While he spoke Nonne was turning, to stride swiftly up the ramp and through the shadow-wall. Bleys and Sulaya, after another brief, polite exchange, followed her more slowly.

Bleys was led through the shadow-wall, which he found to be some kind of pressure barrier, and beyond it, down several long passageways, to a kind of patio. Unless his direction-sense had been scrambled somehow, he was sure he was still under the hill, but the patio seemed to open on the edge of a snowbound glade. Bright light poured out of a sky from which the snow clouds had drawn off; it made tiny diamond-like sparkles dance out of the crystals of the snow on the ground.

And yet, seated on the cushioned bench he had been shown to, Bleys felt comfortably warm. A gentle breeze breathed on his face, carrying with it a faint scent like some mild spice. Sulaya sat quietly nearby, perched atop what seemed to be a lichen-speckled stone wall. The entire patio before him and to his sides was filled with stone walls of varying heights, that bent and turned about him as if he were in the center of a maze. . . . When he found his eyes making the same circular scan of their top surfaces for the fourth time, he pulled his gaze away.

Catching a slight movement out of the corner of an eye, Bleys turned in time to see a drinking vessel, apparently of gray glass, rise out of one arm of the bench. It contained apple juice, he discovered.

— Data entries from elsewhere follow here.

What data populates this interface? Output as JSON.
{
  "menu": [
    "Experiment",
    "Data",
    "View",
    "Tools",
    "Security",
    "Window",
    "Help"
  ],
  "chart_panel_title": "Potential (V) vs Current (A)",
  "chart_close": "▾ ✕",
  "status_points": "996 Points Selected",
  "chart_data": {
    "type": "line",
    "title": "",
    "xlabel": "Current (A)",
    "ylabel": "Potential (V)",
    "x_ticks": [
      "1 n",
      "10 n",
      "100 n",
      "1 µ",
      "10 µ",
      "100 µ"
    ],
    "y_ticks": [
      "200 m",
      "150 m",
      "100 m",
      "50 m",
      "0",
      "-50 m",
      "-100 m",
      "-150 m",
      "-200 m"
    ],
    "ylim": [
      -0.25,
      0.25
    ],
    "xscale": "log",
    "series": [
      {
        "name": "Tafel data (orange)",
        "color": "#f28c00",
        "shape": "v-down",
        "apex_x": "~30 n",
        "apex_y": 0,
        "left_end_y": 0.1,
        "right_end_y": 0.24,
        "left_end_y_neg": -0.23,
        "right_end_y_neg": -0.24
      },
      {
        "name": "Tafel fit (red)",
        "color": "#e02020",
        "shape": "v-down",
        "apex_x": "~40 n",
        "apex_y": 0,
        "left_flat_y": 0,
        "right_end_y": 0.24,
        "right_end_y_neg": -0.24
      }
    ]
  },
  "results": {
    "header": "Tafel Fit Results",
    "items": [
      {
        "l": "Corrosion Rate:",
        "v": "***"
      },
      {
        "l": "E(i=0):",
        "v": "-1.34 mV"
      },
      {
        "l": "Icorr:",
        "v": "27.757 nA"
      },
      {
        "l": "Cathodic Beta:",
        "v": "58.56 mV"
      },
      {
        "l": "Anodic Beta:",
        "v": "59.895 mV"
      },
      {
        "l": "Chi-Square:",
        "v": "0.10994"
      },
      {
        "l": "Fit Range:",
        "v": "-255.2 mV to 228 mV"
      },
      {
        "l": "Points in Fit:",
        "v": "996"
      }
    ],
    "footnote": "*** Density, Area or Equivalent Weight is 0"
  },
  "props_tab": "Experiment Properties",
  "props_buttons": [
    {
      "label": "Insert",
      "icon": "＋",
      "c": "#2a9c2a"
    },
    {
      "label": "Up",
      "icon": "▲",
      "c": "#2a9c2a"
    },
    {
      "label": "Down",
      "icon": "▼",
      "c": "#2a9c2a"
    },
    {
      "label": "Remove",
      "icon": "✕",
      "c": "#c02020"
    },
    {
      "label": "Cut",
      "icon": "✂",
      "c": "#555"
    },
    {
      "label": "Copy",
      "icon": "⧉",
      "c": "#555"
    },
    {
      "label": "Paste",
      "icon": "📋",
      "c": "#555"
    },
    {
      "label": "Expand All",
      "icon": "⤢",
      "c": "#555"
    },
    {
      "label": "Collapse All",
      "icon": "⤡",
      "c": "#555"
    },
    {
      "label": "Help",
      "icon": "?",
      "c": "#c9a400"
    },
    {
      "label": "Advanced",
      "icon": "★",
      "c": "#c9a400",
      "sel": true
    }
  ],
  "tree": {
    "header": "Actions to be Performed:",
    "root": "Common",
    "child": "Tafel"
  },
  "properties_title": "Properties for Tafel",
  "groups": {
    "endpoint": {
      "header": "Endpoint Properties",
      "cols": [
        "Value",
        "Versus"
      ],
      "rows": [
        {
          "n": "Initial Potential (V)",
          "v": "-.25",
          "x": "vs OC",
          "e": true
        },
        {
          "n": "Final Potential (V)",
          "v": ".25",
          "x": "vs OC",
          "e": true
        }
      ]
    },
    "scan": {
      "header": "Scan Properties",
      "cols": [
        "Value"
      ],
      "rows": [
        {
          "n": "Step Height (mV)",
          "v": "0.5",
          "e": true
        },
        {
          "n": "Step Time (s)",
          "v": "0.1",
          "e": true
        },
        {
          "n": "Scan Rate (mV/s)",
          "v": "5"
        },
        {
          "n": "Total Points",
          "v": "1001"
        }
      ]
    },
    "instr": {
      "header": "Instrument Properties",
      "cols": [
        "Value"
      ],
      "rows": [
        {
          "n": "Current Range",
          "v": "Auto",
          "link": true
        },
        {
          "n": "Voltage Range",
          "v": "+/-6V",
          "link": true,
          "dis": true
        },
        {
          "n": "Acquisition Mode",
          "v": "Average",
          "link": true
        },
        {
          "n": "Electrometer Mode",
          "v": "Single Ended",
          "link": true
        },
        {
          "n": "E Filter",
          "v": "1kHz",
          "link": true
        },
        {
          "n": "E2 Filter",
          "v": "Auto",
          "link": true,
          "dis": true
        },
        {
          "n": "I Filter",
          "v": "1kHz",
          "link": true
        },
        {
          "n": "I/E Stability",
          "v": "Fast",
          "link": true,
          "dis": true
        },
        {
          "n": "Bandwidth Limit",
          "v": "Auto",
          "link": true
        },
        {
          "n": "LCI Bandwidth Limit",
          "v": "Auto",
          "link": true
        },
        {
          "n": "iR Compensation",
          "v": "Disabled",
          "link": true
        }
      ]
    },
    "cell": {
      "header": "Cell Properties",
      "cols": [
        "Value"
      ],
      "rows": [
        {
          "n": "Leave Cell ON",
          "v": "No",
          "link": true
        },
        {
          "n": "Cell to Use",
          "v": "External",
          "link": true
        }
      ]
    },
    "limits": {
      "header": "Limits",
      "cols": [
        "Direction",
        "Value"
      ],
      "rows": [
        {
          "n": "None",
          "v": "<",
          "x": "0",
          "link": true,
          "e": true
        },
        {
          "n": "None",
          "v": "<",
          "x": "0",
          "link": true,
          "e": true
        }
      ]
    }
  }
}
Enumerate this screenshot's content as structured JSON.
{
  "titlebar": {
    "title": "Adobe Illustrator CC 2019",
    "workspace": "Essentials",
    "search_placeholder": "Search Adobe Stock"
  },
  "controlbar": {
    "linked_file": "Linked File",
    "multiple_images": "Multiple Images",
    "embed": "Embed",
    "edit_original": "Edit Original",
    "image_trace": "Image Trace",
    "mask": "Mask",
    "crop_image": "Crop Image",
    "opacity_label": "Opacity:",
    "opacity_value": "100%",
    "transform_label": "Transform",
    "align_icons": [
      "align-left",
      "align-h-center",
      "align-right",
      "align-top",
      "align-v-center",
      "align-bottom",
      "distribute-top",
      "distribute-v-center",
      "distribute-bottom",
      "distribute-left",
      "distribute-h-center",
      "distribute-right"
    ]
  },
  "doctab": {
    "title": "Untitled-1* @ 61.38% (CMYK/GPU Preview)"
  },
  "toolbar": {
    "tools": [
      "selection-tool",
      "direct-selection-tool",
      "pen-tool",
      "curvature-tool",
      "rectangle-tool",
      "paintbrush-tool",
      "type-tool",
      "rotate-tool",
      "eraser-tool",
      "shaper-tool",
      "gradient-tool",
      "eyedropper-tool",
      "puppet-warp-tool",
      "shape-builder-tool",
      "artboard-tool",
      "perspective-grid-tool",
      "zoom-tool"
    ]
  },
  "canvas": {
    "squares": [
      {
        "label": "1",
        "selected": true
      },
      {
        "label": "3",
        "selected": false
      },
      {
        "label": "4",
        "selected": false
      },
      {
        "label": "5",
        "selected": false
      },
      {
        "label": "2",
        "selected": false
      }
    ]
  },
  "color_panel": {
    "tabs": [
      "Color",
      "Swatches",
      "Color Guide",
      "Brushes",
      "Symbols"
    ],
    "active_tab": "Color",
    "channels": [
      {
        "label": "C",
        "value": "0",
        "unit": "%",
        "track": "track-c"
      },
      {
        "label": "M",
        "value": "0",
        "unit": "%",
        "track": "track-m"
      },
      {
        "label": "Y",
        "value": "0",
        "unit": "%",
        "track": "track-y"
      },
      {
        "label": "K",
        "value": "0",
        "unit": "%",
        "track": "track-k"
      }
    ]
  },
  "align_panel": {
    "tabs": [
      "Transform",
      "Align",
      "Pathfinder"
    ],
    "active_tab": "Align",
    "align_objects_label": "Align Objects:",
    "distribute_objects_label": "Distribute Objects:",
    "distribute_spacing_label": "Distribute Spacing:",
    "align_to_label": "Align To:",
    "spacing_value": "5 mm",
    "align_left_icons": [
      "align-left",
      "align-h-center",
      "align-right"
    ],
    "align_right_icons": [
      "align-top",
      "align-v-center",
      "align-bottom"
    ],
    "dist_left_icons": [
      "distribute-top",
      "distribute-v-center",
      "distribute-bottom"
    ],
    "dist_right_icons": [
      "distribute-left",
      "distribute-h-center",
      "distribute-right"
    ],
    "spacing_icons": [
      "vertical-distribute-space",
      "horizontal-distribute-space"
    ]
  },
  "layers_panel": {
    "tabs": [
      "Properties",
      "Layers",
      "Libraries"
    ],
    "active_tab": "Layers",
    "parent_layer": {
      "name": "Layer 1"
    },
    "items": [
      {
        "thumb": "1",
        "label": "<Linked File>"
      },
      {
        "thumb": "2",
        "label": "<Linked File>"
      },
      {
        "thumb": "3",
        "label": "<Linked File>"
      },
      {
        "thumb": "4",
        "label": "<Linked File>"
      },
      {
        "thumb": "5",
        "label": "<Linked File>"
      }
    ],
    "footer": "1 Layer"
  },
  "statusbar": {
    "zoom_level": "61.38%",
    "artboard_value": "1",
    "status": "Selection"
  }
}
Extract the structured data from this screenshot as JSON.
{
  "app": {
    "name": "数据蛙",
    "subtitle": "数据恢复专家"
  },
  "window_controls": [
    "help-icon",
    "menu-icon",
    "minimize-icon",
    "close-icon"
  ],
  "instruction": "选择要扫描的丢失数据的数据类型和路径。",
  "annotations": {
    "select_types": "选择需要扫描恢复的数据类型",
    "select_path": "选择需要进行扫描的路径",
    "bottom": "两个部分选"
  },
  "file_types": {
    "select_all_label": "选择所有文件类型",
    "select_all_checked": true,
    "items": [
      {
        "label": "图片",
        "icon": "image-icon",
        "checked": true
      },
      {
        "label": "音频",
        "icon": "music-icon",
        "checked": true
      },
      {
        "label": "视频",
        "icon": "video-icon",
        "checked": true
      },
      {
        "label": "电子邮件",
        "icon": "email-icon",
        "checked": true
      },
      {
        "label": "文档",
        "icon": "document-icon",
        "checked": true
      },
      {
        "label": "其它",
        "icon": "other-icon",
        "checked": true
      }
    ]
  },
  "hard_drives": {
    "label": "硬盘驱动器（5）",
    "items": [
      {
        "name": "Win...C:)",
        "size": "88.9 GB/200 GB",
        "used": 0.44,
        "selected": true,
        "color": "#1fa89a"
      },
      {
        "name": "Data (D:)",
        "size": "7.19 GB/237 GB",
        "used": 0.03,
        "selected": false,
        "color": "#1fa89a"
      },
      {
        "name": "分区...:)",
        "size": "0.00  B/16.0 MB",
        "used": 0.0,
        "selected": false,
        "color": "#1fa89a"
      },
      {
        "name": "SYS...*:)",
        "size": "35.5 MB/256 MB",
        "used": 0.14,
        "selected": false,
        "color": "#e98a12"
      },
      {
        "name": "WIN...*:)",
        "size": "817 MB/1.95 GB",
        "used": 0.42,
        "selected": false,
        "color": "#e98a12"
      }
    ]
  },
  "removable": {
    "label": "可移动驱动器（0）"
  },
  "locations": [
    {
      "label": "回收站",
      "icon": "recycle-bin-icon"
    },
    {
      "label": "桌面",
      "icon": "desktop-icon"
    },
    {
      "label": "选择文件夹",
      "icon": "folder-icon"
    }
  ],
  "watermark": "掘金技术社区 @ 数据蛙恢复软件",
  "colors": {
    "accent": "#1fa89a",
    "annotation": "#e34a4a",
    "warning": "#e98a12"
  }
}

Discounting his initial suspicions, he took a long drink of the cool, sweet fluid; and realized, when he lowered the glass, that two more people had moved into his line of sight—it seemed almost as if they had popped into being in front of him.

One was a woman of medium height, with bronze skin and curly brown hair, wearing a honey-colored robe; Bleys found her age difficult to estimate. She gave him a welcoming smile, but said nothing while Bleys looked at her companion, a man who seemed to hold his attention without word or motion.

This man was more than elderly, Bleys realized; in fact, he was quite probably the oldest person Bleys had ever seen. His skin seemed relatively unwrinkled, but there was a stillness in his face above the amber-colored robes, and something about the way he held himself....

"We are pleased to have you here, Bleys Ahrens," the bronze-skinned woman said now, somewhat formally, as Bleys rose to his feet. She nodded slightly as she spoke, and her face became more serious, although she maintained a gentle smile. "My name is Chavis."

She turned slightly, gesturing with a flowing movement of her left arm in the direction of her older companion.

"And this is Padma, the InBond."

InBond No one really understands the offices the Exotics give each other, but that's one I haven’t heard before.

"I'm honored to meet you," Bleys said, as the elderly Exotic bowed, very slightly, in his direction. Padma's eyes stayed on Bleys' face, but he said nothing.

The silence continued for a long moment, and as the three sets of Exotic eyes watched him, Bleys found himself becoming a little uncomfortable. He covered it by taking another drink; but in a moment the glass was empty.

"Would you like some more?" Chavis asked as Bleys turned to put it down.

"No, thank you," he said. "But is there something you'd like?"

"There may be," Padma said. His voice was hoarse and low, the oldest thing about him. He paused to clear his throat lightly, even as a glass of water rose out of the bench's arm. Bleys reached back for it and handed it to the older Exotic.

"Would you like to sit?" he asked, gesturing behind him at the bench.

"No," Padma said, after taking a sip of the water. "Thank you, but I think we won't be here long."

"Then we should get to whatever you wanted to ask me," Bleys said.

"That is sensible," Padma said, a smile coming to his face. "Would you be willing to give us twelve days of your time?" "Twelve days?" Bleys said, startled.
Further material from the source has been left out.